Hodgson, the architect, said, "People want to go back to this kind of neighborhood setting because it's a comfortable community."
Then on the other hand, there are those who suggest that our aging, retiring baby boomers will be living in more rural or exurban type settings. An article from the Portland, Oregon area details the lifestyle of some retiring executive and the desire to get out into the countryside for some real living.
"Any direction out of here -- north, south, east, west -- is absolutely gorgeous mountain country with fabulous streams and lakes," Dick Fisk says. "It's close to everything, and we're not under the kids' feet."

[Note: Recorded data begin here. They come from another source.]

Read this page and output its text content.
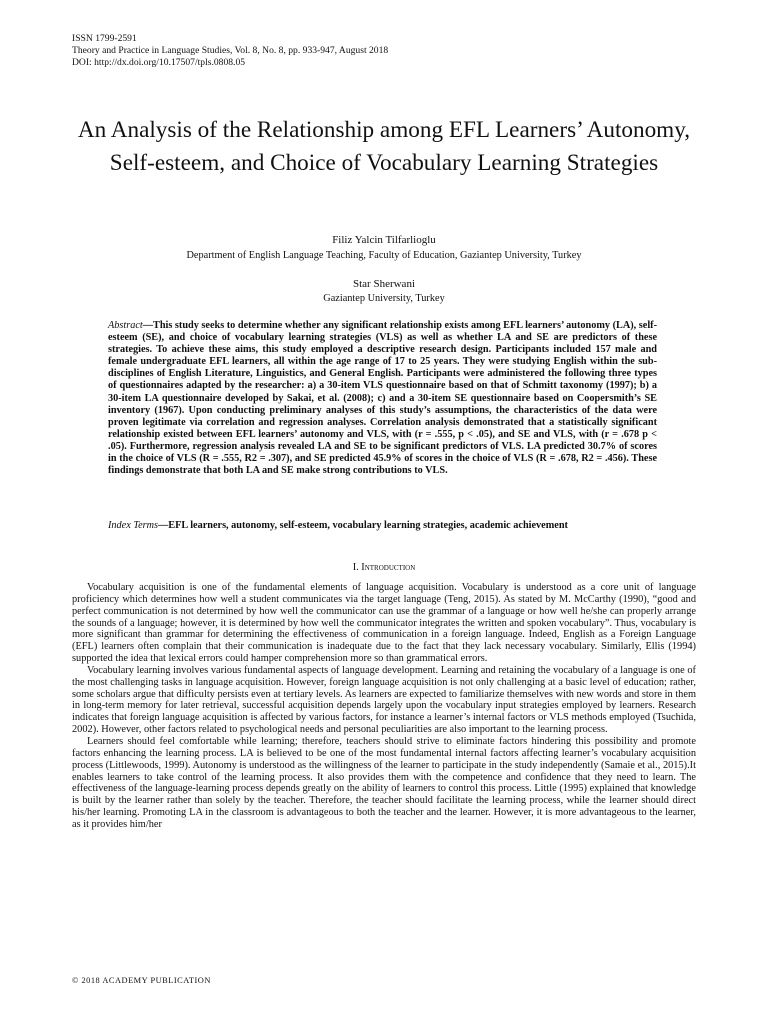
ISSN 1799-2591
Theory and Practice in Language Studies, Vol. 8, No. 8, pp. 933-947, August 2018
DOI: http://dx.doi.org/10.17507/tpls.0808.05
An Analysis of the Relationship among EFL Learners’ Autonomy, Self-esteem, and Choice of Vocabulary Learning Strategies
Filiz Yalcin Tilfarlioglu
Department of English Language Teaching, Faculty of Education, Gaziantep University, Turkey
Star Sherwani
Gaziantep University, Turkey
Abstract—This study seeks to determine whether any significant relationship exists among EFL learners’ autonomy (LA), self-esteem (SE), and choice of vocabulary learning strategies (VLS) as well as whether LA and SE are predictors of these strategies. To achieve these aims, this study employed a descriptive research design. Participants included 157 male and female undergraduate EFL learners, all within the age range of 17 to 25 years. They were studying English within the sub-disciplines of English Literature, Linguistics, and General English. Participants were administered the following three types of questionnaires adapted by the researcher: a) a 30-item VLS questionnaire based on that of Schmitt taxonomy (1997); b) a 30-item LA questionnaire developed by Sakai, et al. (2008); c) and a 30-item SE questionnaire based on Coopersmith’s SE inventory (1967). Upon conducting preliminary analyses of this study’s assumptions, the characteristics of the data were proven legitimate via correlation and regression analyses. Correlation analysis demonstrated that a statistically significant relationship existed between EFL learners’ autonomy and VLS, with (r = .555, p < .05), and SE and VLS, with (r = .678 p < .05). Furthermore, regression analysis revealed LA and SE to be significant predictors of VLS. LA predicted 30.7% of scores in the choice of VLS (R = .555, R2 = .307), and SE predicted 45.9% of scores in the choice of VLS (R = .678, R2 = .456). These findings demonstrate that both LA and SE make strong contributions to VLS.
Index Terms—EFL learners, autonomy, self-esteem, vocabulary learning strategies, academic achievement
I. Introduction

Vocabulary acquisition is one of the fundamental elements of language acquisition. Vocabulary is understood as a core unit of language proficiency which determines how well a student communicates via the target language (Teng, 2015). As stated by M. McCarthy (1990), “good and perfect communication is not determined by how well the communicator can use the grammar of a language or how well he/she can properly arrange the sounds of a language; however, it is determined by how well the communicator integrates the written and spoken vocabulary”. Thus, vocabulary is more significant than grammar for determining the effectiveness of communication in a foreign language. Indeed, English as a Foreign Language (EFL) learners often complain that their communication is inadequate due to the fact that they lack necessary vocabulary. Similarly, Ellis (1994) supported the idea that lexical errors could hamper comprehension more so than grammatical errors.

Vocabulary learning involves various fundamental aspects of language development. Learning and retaining the vocabulary of a language is one of the most challenging tasks in language acquisition. However, foreign language acquisition is not only challenging at a basic level of education; rather, some scholars argue that difficulty persists even at tertiary levels. As learners are expected to familiarize themselves with new words and store in them in long-term memory for later retrieval, successful acquisition depends largely upon the vocabulary input strategies employed by learners. Research indicates that foreign language acquisition is affected by various factors, for instance a learner’s internal factors or VLS methods employed (Tsuchida, 2002). However, other factors related to psychological needs and personal peculiarities are also important to the learning process.

Learners should feel comfortable while learning; therefore, teachers should strive to eliminate factors hindering this possibility and promote factors enhancing the learning process. LA is believed to be one of the most fundamental internal factors affecting learner’s vocabulary acquisition process (Littlewoods, 1999). Autonomy is understood as the willingness of the learner to participate in the study independently (Samaie et al., 2015).It enables learners to take control of the learning process. It also provides them with the competence and confidence that they need to learn. The effectiveness of the language-learning process depends greatly on the ability of learners to control this process. Little (1995) explained that knowledge is built by the learner rather than solely by the teacher. Therefore, the teacher should facilitate the learning process, while the learner should direct his/her learning. Promoting LA in the classroom is advantageous to both the teacher and the learner. However, it is more advantageous to the learner, as it provides him/her

© 2018 ACADEMY PUBLICATION
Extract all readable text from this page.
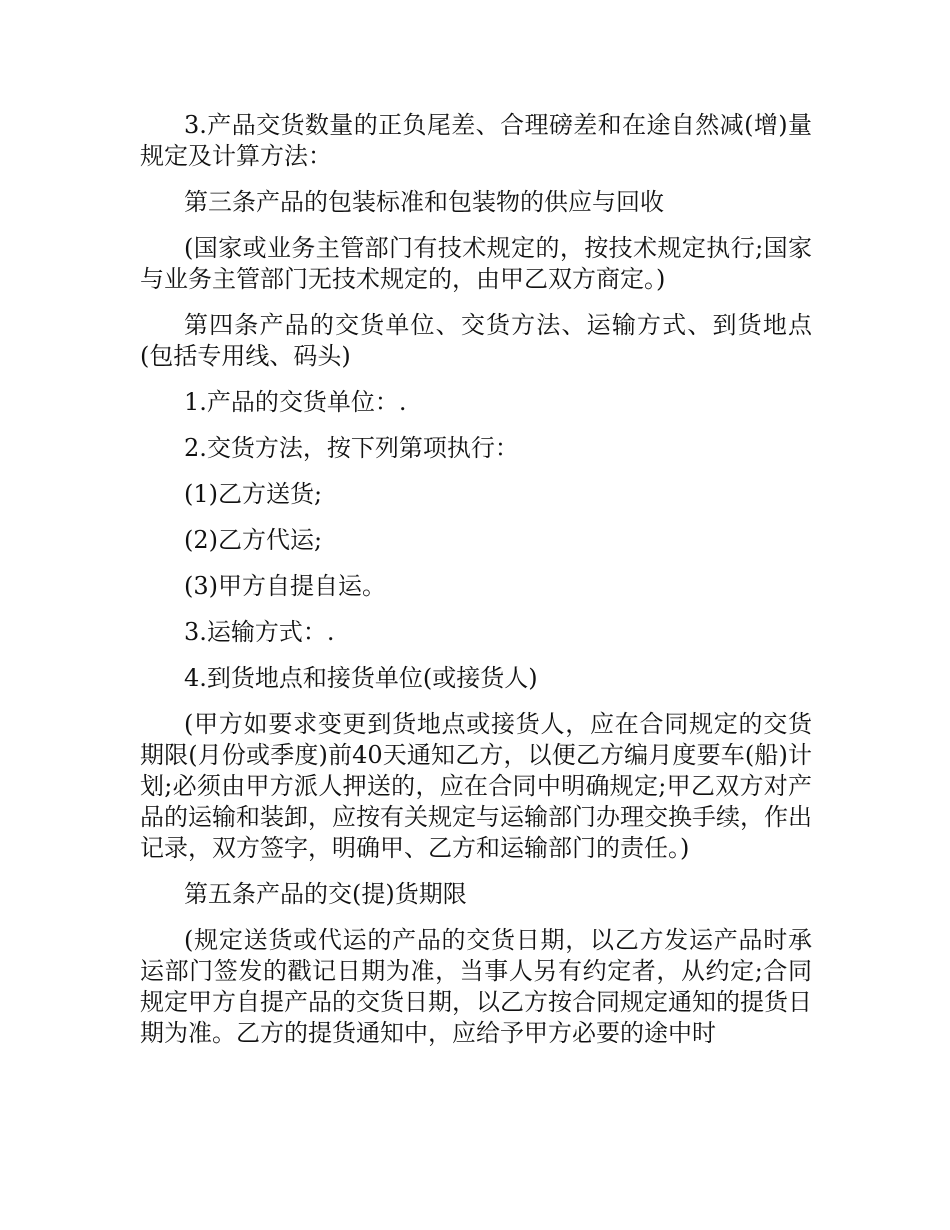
3.产品交货数量的正负尾差、合理磅差和在途自然减(增)量规定及计算方法：

第三条产品的包装标准和包装物的供应与回收

(国家或业务主管部门有技术规定的，按技术规定执行;国家与业务主管部门无技术规定的，由甲乙双方商定。)

第四条产品的交货单位、交货方法、运输方式、到货地点(包括专用线、码头)

1.产品的交货单位：.

2.交货方法，按下列第项执行：

(1)乙方送货;

(2)乙方代运;

(3)甲方自提自运。

3.运输方式：.

4.到货地点和接货单位(或接货人)

(甲方如要求变更到货地点或接货人，应在合同规定的交货期限(月份或季度)前40天通知乙方，以便乙方编月度要车(船)计划;必须由甲方派人押送的，应在合同中明确规定;甲乙双方对产品的运输和装卸，应按有关规定与运输部门办理交换手续，作出记录，双方签字，明确甲、乙方和运输部门的责任。)

第五条产品的交(提)货期限

(规定送货或代运的产品的交货日期，以乙方发运产品时承运部门签发的戳记日期为准，当事人另有约定者，从约定;合同规定甲方自提产品的交货日期，以乙方按合同规定通知的提货日期为准。乙方的提货通知中，应给予甲方必要的途中时
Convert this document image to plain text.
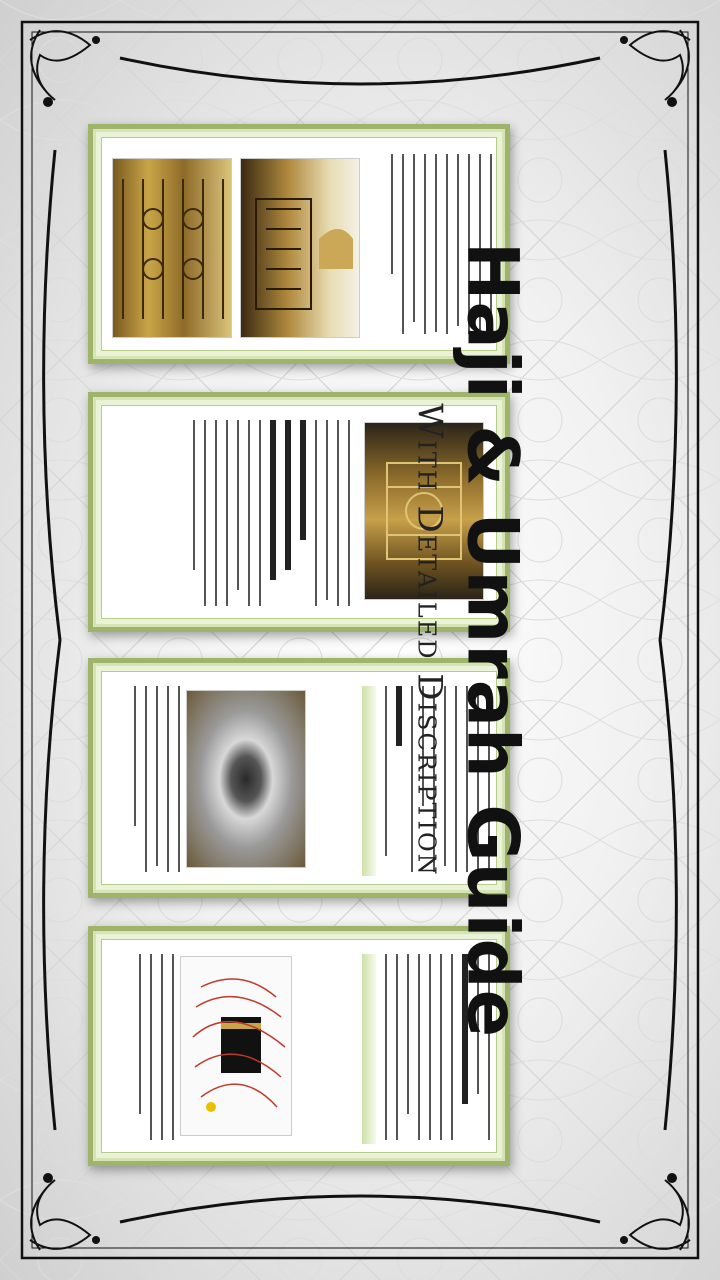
Haji & Umrah Guide

With Detailed Discription
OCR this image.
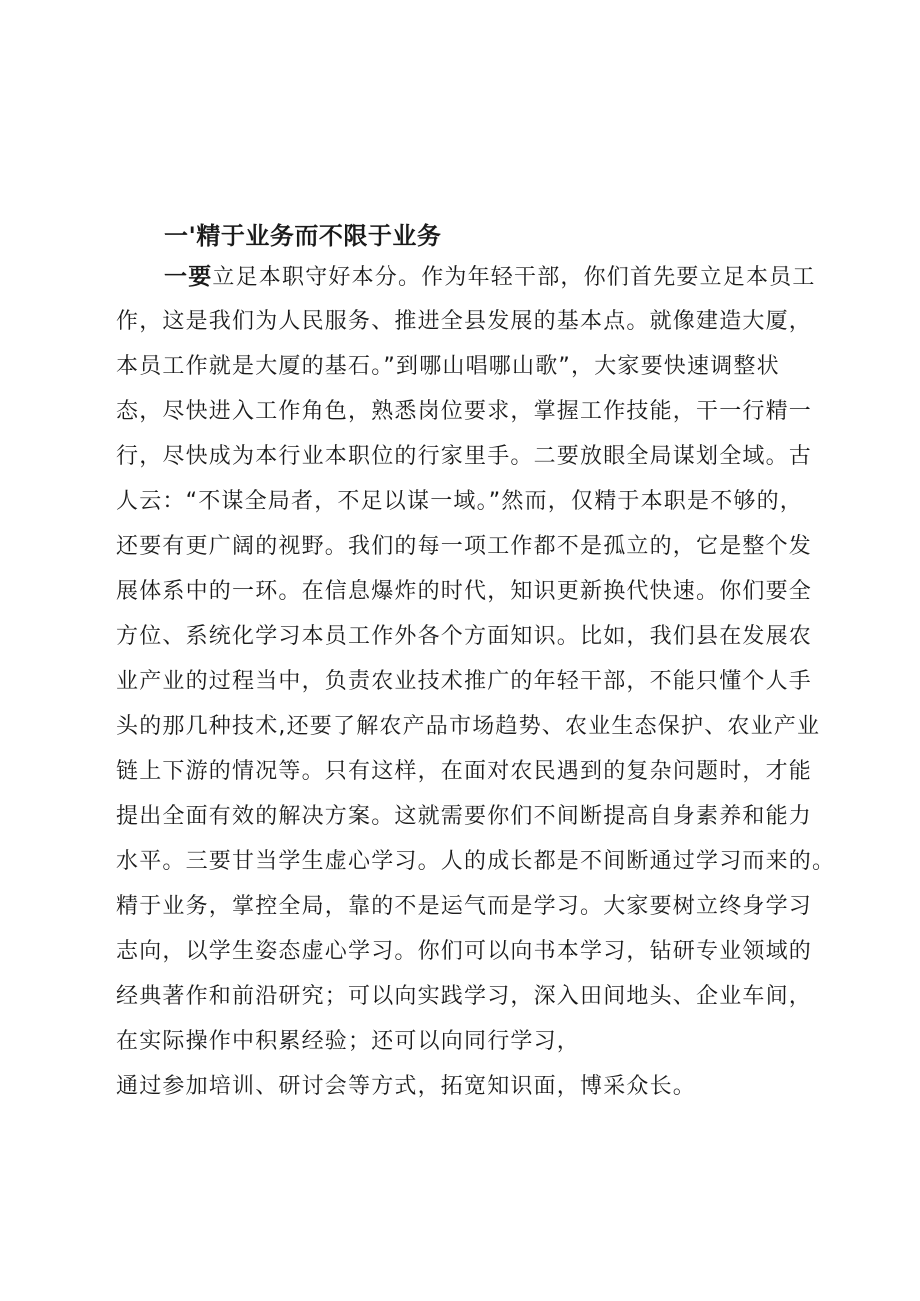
一'精于业务而不限于业务

一要立足本职守好本分。作为年轻干部，你们首先要立足本员工

作，这是我们为人民服务、推进全县发展的基本点。就像建造大厦，

本员工作就是大厦的基石。”到哪山唱哪山歌”，大家要快速调整状

态，尽快进入工作角色，熟悉岗位要求，掌握工作技能，干一行精一

行，尽快成为本行业本职位的行家里手。二要放眼全局谋划全域。古

人云：“不谋全局者，不足以谋一域。”然而，仅精于本职是不够的，

还要有更广阔的视野。我们的每一项工作都不是孤立的，它是整个发

展体系中的一环。在信息爆炸的时代，知识更新换代快速。你们要全

方位、系统化学习本员工作外各个方面知识。比如，我们县在发展农

业产业的过程当中，负责农业技术推广的年轻干部，不能只懂个人手

头的那几种技术,还要了解农产品市场趋势、农业生态保护、农业产业

链上下游的情况等。只有这样，在面对农民遇到的复杂问题时，才能

提出全面有效的解决方案。这就需要你们不间断提高自身素养和能力

水平。三要甘当学生虚心学习。人的成长都是不间断通过学习而来的。

精于业务，掌控全局，靠的不是运气而是学习。大家要树立终身学习

志向，以学生姿态虚心学习。你们可以向书本学习，钻研专业领域的

经典著作和前沿研究；可以向实践学习，深入田间地头、企业车间，

在实际操作中积累经验；还可以向同行学习，

通过参加培训、研讨会等方式，拓宽知识面，博采众长。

They represent a migration that turns conventional wisdom on its head. Urban planners have until now proceeded on the assumption that retiring baby boomers will downsize to a high-rise and spend their days lapping lattes and taking the streetcar to the art museum.
This reality may, of course, exist for a sector of the baby boomer generation but I'm not sure that there are all that many upper management types who will follow the same or similar path, or for how long they will stay on that path. This may be a delayed mid-life crisis finally realized or a life's dream finally coming to life.
...new data from the U.S. Department of Agriculture says baby boomers will head to the country in big numbers, in the Northwest changing the face of rural Oregon, Washington and Idaho.
So, here we have two differing scenarios. They are moving to the cities and more livable, walkable communities. They are moving to the country for the fresh air and the amenities of the good life. We have the differing viewpoints of respected agencies, one a liberal think tank and the other a Federal Cabinet agency.

My first inclination is to go with the Urban Land Institute(ULI) and their assessment, because I believe that revamping or reinventing our suburbs is a necessary step to making our cities more livable. The ULI may have tendencies toward development companies but those corporations do supply jobs and employment. I would rather the FDA stick to quarantining the quality and wholesomeness of our food supply and not quantifying the lifestyles of anybody who want to live on the land. The FDA is controlled by the large agri-business corporations and not the general population. Monsanto and Cargill are not out for the benefit of the consumer or the farmer, so I am not convinced that their assessment of the population trends of America are on target.

You will have to read both articles, do some other research and ask yourself "Who do you trust?"